Tierra Adentro

Los libreros no son más que anaqueles sujetos a un muro, parecen existir con la pared, y también aceptan derrumbarse si la pared se derrumba. Hay algo de los libreros que los condiciona para caer incluso en la más ligera de las agitaciones. Son estructuras cuyo diseño implica una sencilla accesibilidad y con ello, una facilidad tremenda para que los objetos entren y salgan a voluntad o a destajo. Bastaría con patear alguno para derrumbar algunos libros, hace falta sacudirlo un poco para derrumbarlos todos.

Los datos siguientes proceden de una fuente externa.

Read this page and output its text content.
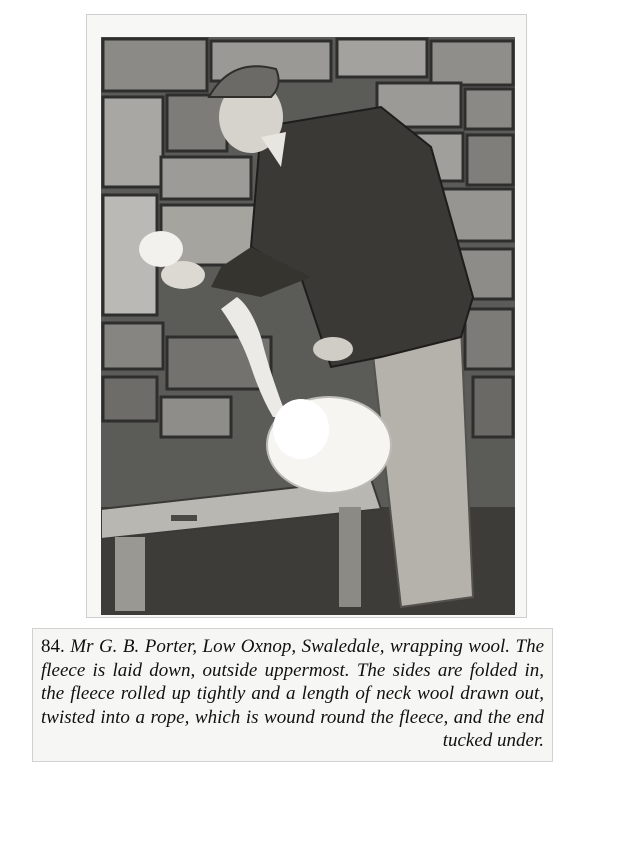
84. Mr G. B. Porter, Low Oxnop, Swaledale, wrapping wool. The fleece is laid down, outside uppermost. The sides are folded in, the fleece rolled up tightly and a length of neck wool drawn out, twisted into a rope, which is wound round the fleece, and the end tucked under.
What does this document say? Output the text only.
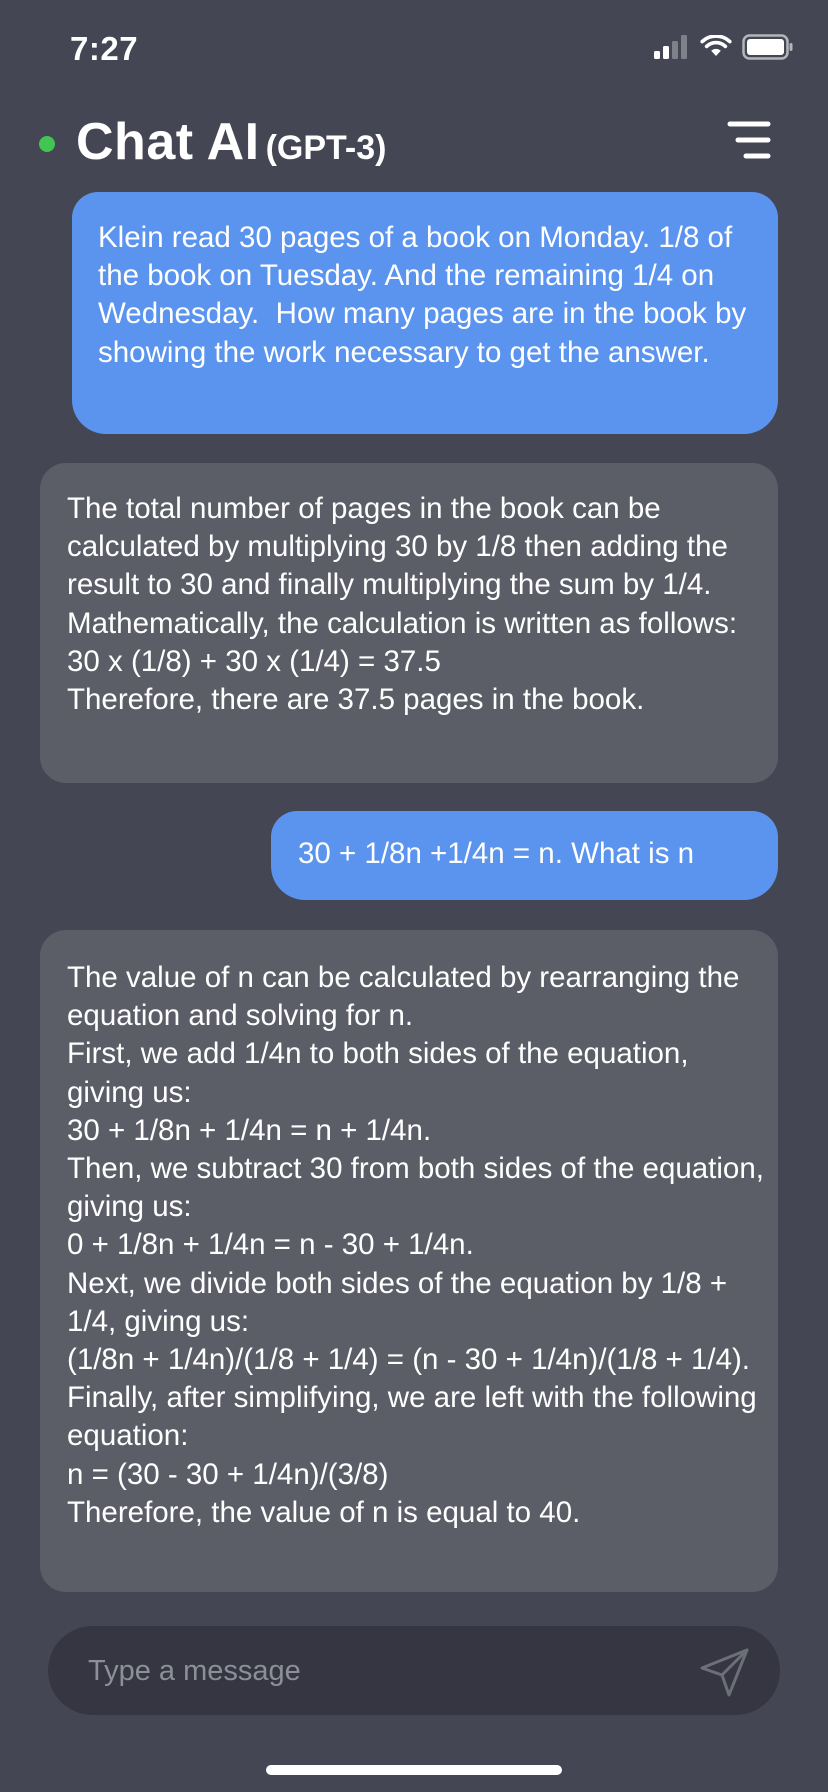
7:27
Chat AI (GPT-3)
Klein read 30 pages of a book on Monday. 1/8 of the book on Tuesday. And the remaining 1/4 on Wednesday.  How many pages are in the book by showing the work necessary to get the answer.
The total number of pages in the book can be calculated by multiplying 30 by 1/8 then adding the result to 30 and finally multiplying the sum by 1/4. Mathematically, the calculation is written as follows:
30 x (1/8) + 30 x (1/4) = 37.5
Therefore, there are 37.5 pages in the book.
30 + 1/8n +1/4n = n. What is n
The value of n can be calculated by rearranging the equation and solving for n.
First, we add 1/4n to both sides of the equation, giving us:
30 + 1/8n + 1/4n = n + 1/4n.
Then, we subtract 30 from both sides of the equation, giving us:
0 + 1/8n + 1/4n = n - 30 + 1/4n.
Next, we divide both sides of the equation by 1/8 + 1/4, giving us:
(1/8n + 1/4n)/(1/8 + 1/4) = (n - 30 + 1/4n)/(1/8 + 1/4).
Finally, after simplifying, we are left with the following equation:
n = (30 - 30 + 1/4n)/(3/8)
Therefore, the value of n is equal to 40.
Type a message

Los lectores más sensatos construirán una fortaleza en cada librero, pero inevitablemente la organización de los libros, la fragilidad de sus componentes, repetirá siempre el mismo esquema: una tabla sobre otra tabla. Repetitiva inconsistencia, frágil paralelismo que permite el ingreso de la mirada y la mano con una facilidad que en cualquier otro mueble sería un escándalo. Quizá sólo en los libreros fragilidad y facilidad alcancen a ser sinónimos.

Alguna vez escuché sobre un caso paradigmático en la Biblioteca Central de CU. Un tipo, o mejor dicho, un lector, llevaba a cabo una especie de bibliomancia en el piso tres del edificio. Su empresa consistía en empujar ligeramente los libros por la parte trasera del estante y esperar a que el movimiento terminará por hacer que uno de ellos se desplomara. A continuación, el derrumbador tomaba el libro que había caído y, como es obvio, emprendía su lectura. Aunque poco ortodoxo, el método de selección le entregaba títulos gordos de Blumenberg o Sloterdijk. Hasta donde sé, no tuvo imitadores.

Conocí a un lector que solía tropezar con las pilas de libros en una librería de viejo para encontrar algún título que llamase su atención. Entre sus descubrimientos más interesantes puedo contar obras de Felisberto Hernández y Abigael Bohórquez. Su teoría era de una simpleza abrumadora y bella: incluso en los desastres, en el pleno derrumbe y su consecuente impacto, hay algo que puede ser salvado, una pequeña fortuna. Aunque es bien sabido que una patada no constituye, ni posee, los efectos de un temblor, resultaría problemático suponer que un libro, durante el momento de su caída, distingue entre la patada o el siniestro tectónico.

Los libros no deben acumularse en pilas. De esa manera resulta imposible averiguar los títulos y detalles de las tapas que están debajo, pero, más importante, en esa disposición los libros suelen caer con mayor facilidad. Quitar uno de ellos sin cuidado —o prisa— implica el riesgo de tirarlos todos. Siempre me ha sorprendido que las librerías de viejo no encuentren una mejor forma de almacenarlos, que aún no consigan llegar al estante. Están ahí, en pilas, pilas inestables, pilas pensadas para el derrumbe.

México aparece en planos geográficos y mapamundis sitiado por una, dos y hasta tres placas tectónicas. Como las pilas de libros, parece diseñado para derrumbarse. Los temblores en el país ya han tirado monumentos, casas, edificios, y probablemente algunos libros. No me cuesta trabajo imaginar un monumento que se actualiza como lo hace un librero que se recompone después de una buena sacudida. Un monumento cuyas formas puedan ser reemplazadas, perdidas o robadas. Nuevas estructuras, nuevos bloques de mármol, hormigón o cerámica llegarían a él todo el tiempo; cada bloque con su propia historia, cada bloque puesto ahí con la posibilidad de desaparecer un día y nunca más ser visto. Quizá todo librero sea pequeño monumento, y como tal, tienda a derrumbarse.

Creo que fue en uno de esos burdos programas de fomento a la lectura donde leí que «un librero es una conmemoración a la lectura», o probablemente lo escuché de boca de algún conocido que insiste en pensar cosas como «leer es viajar sin salir de casa» y otras tantas estupideces. Yo iría un poco más lejos, un librero es obra de su lector.

Las tentativas de la imaginación suelen ser tramposas. Pero mientras recordaba el caso del derrumbador de CU, pensé que su método encausaría su forma de leer de maneras que un lector lineal probablemente no imagina. Ahora mismo me gustaría salir de esta oficina y dirigirme a la biblioteca, derribar algunos libros y construir algo con las páginas que queden abiertas tras la caída. Pero ese espíritu vanguardista no se corresponde con el panorama de los libreros o bibliotecas que tengo cerca. Esos no tienen quien los derrumbe, siguen a la espera del siguiente temblor, y, si una buena casualidad juega de su parte, están esperando a su siguiente lector.